Serena Williams is the CEO of Serena Ventures, a four-year 14-billion-dollar venture firm (16 unicorns) — with a focus on funding female entrepreneurs. No less than 78% of her funding is towards women and people of color. Her defining moment was when she heard Caryn Seidman Becker, CEO of security company Clear, mention that less than 2% of VC funding goes towards women (that number is around 3% now). She wanted to change that and that led her to start her own venture firm. Serena is no novice to investment, starting as an angel investor almost a decade ago (she wrote one of the first checks for MasterClass), but investing with a strong focus on benefiting women is what makes her firm unique — even though she admits she wants to invest in everyone and that her goal is to ensure better returns across the board.
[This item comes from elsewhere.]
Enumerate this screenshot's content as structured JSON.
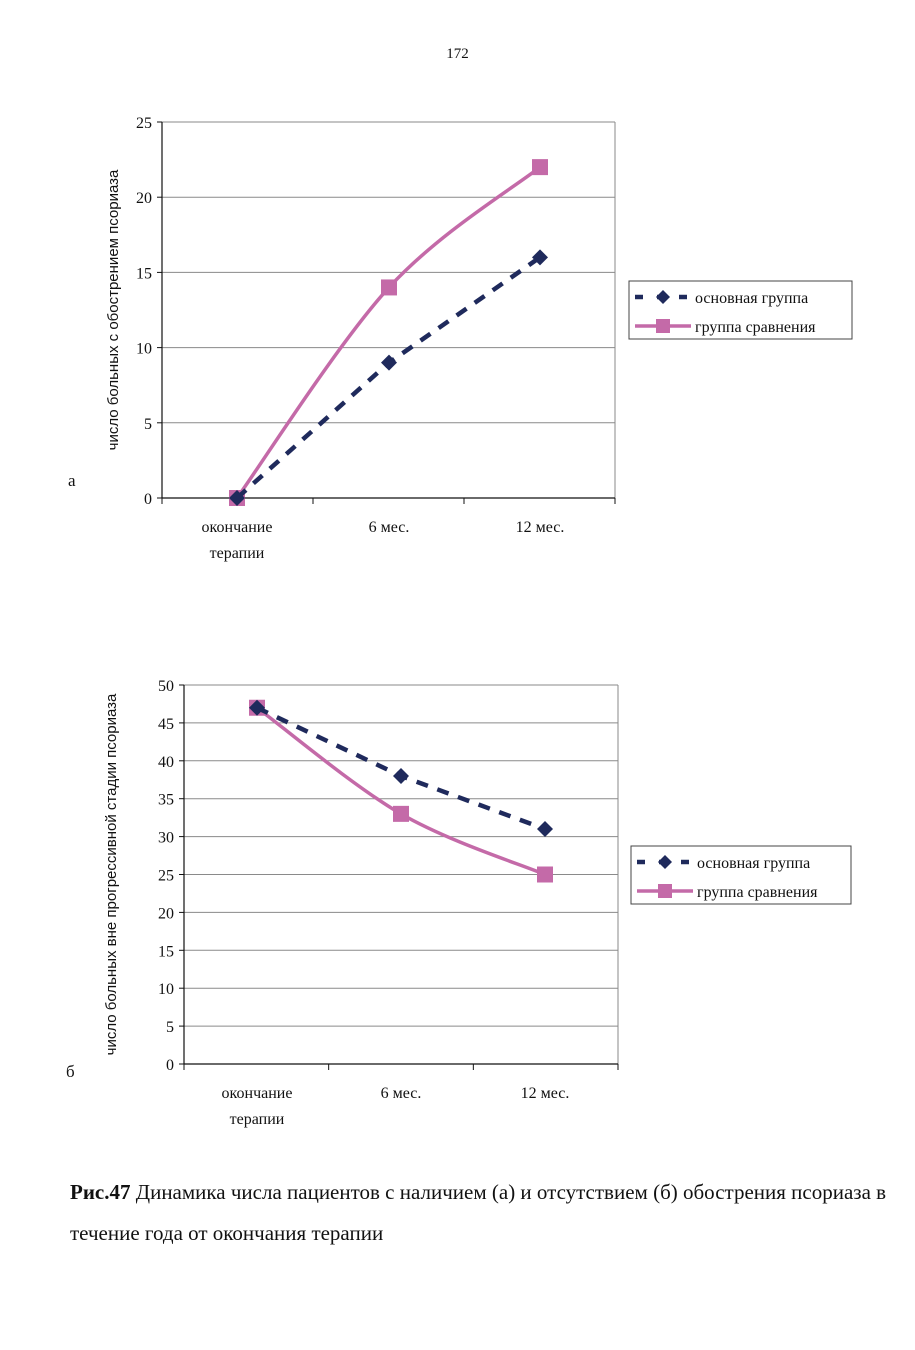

The whole world recognizes her as a sports icon, but her discipline and focus is what makes her a champion — not just in tennis but also in business and fashion!

So, what exactly is “The Champion Mindset”? Here are some of my key takeaways from her session at SAPPHIRE Orlando:

1. Clarity of goal: Serena said that from a very young age, she wanted to be the №1 player. Even though her goal was bold and audacious, she never for once questioned her ability to get there. And she backed it up with extreme hard work and sincerity. She admits that she never takes a day off even now (and wants to change that). Even though she has a weekly appointment for a foot massage, she has only had it twice!

2. Show up every day with passion and intensity: It may sound simple, but it is incredibly hard to follow. It demands an intense work ethic and often requires you to forgo something that you consider less important. The mindset is the same — a champion is someone who spends thousands of hours on their craft — whether on the tennis court or on running a business.

3. Learn from other people’s mistakes: Serena said she watched her elder sister Venus play, carefully learnt from her mistakes, and so avoided making them herself. There are many ways to learn, but nothing teaches you like failure. On the contrary, success is a lousy teacher. Another important element of growing in your craft is to have mentors to lean on and this is very important in every field.

4. Grow every day and don’t blend in: Everyone is unique, and we are all works in progress. We should all grow throughout our life. She believes that hard work never goes waste. Serena mentioned that she often worried that while she was sleeping, someone in Russia was practicing (because of the time zone difference) and would eventually beat her in her game. So, she just wanted to out-work everyone else. Serena was also aware that she looked and played different but then it was better to be her authentic self than trying to blend in!

5. Have multiple interests: The fact that Serena has multiple interests helped her have a life and career even after tennis. She was ultra-keen on becoming a VC and was passionate about fashion long before she retired (she went to fashion school between Wimbledon and the US Open!). Even though the decision to retire was very hard, it was made easier by the knowledge that she had other passions to follow.

The loudest cheers at her SAPPHIRE talk was when she mentioned that her happiest moment was winning the 2017 Australian Open while she was two months pregnant (it was also the saddest because she had to beat her sister in the finals). No one knew that she was pregnant, and she was aware that she would never win a 3-set match. So, she strategically played to win every match in 2 sets!

Walking away from tennis was the hardest part for Serena because she could have played for a few more years as she had no injuries. But she wanted to prioritize her family over her career and made the hard decision. Eventually, success on the court and off it calls for sacrifice! Her essay in Vogue magazine is a must read.

As I was taking my taxi ride to Orlando airport, I mentioned the Serena Williams conversation to Milton, my taxi driver, and he said, “I am sad she did not win the 24th Grand Slam to beat Margaret Court.” That’s the impact of a champion: it generates emotion amongst people long after the person has moved on!